Wimperntusche Wimpern-Wunder

Lust auf eine neue Mascara? Diese Newcomer sorgen jetzt für tolle Augenblicke.

Wimperntusche Wimpern-Wunder © iStockphoto

Ein Tusch für die Tusche

Sie geht beschwingt auf die 100 zu – Zeit für einen Rückblick

  • Schwarze Magie Schon Nofretete und Kleopatra schwärzten sich mit Ruß die Wimpern, um die Schönheit ihrer Augen zu unterstreichen. Aber erfunden hat die Wimperntusche der amerikanische Chemiker T. L. Williams 1913. Die Hauptbestandteile seiner Mascara waren Kohlenstaub und Vaseline. Und sein Ziel war ein hehres: Williams wollte seiner Schwester zu mehr Erfolg bei Männern verhelfen. Die Rechnung ging auf.
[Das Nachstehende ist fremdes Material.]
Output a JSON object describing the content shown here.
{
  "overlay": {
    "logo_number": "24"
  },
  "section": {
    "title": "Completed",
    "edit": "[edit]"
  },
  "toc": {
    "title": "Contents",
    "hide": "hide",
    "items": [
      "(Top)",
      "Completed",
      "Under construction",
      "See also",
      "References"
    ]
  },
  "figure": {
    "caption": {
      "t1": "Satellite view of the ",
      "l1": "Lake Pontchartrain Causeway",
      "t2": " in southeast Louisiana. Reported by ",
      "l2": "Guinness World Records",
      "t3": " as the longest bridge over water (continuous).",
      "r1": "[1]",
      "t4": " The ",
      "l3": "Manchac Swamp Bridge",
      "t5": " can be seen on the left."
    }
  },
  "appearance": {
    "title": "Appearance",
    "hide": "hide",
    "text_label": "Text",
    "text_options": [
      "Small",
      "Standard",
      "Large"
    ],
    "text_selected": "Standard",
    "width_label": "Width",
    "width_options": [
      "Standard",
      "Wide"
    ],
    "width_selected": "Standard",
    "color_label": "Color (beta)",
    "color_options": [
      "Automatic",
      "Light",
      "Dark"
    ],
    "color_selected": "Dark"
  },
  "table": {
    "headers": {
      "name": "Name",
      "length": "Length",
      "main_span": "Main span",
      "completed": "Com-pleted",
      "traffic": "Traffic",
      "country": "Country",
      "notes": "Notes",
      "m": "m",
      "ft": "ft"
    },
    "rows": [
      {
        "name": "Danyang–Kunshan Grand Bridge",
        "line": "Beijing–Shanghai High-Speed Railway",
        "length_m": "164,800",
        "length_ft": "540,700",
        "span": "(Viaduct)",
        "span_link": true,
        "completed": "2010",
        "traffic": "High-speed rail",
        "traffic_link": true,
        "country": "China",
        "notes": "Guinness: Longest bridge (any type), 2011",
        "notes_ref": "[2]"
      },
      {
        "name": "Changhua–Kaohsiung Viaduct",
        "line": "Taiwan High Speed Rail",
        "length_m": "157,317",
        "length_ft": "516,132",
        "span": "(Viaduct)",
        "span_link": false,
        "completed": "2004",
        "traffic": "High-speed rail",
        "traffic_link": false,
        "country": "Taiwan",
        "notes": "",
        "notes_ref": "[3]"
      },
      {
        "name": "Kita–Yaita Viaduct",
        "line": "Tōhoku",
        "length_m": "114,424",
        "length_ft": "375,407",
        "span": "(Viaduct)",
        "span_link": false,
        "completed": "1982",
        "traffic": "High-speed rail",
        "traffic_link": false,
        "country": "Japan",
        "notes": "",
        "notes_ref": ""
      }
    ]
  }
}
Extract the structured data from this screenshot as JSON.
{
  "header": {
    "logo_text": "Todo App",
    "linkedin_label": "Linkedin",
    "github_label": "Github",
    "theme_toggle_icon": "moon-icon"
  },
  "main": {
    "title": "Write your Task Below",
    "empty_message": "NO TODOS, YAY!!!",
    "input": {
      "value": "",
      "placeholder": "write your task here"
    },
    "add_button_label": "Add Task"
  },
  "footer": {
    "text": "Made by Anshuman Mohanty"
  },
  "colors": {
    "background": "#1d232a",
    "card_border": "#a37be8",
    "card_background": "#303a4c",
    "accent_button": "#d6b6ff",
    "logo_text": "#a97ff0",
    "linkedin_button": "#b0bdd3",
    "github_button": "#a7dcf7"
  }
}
Maybel fand einen Ehegatten, und ihr Bruder gründete die Firma Maybelline (Wortschöpfung aus Maybel und Vaseline). Der Siegeszug der Wimperntusche begann …
  • Die beste Bürste 1958 präsentierte Helena Rubinstein die zähflüssige Mascara erstmals in einem Fläschchen und mit Bürste. Rund drei Jahre dauert im Schnitt die Entwicklung einer Mascara, und die Form der Bürste ist eine Wissenschaft für sich: Bis zu 200 Bürstendesigns werden getestet, bis die Tusche auf den Markt kommt.
  • Den Dreh raushaben Auch die Forscher in den Entwicklungslabors von L’Oréal Paris interessiert, wie Frauen mit der Mascara umgehen. Eine ihrer Probandinnen machte 180 Tuschbewegungen, bis die maximal 450 feinen Härchen optimal getuscht waren.

80 % der deutschen Frauen verwenden Mascara. Sie ist das beliebteste Make-up-Produkt der Nation. 20 Prozent lehnen sie dankend ab, weil sie von Natur aus lange Wimpern haben.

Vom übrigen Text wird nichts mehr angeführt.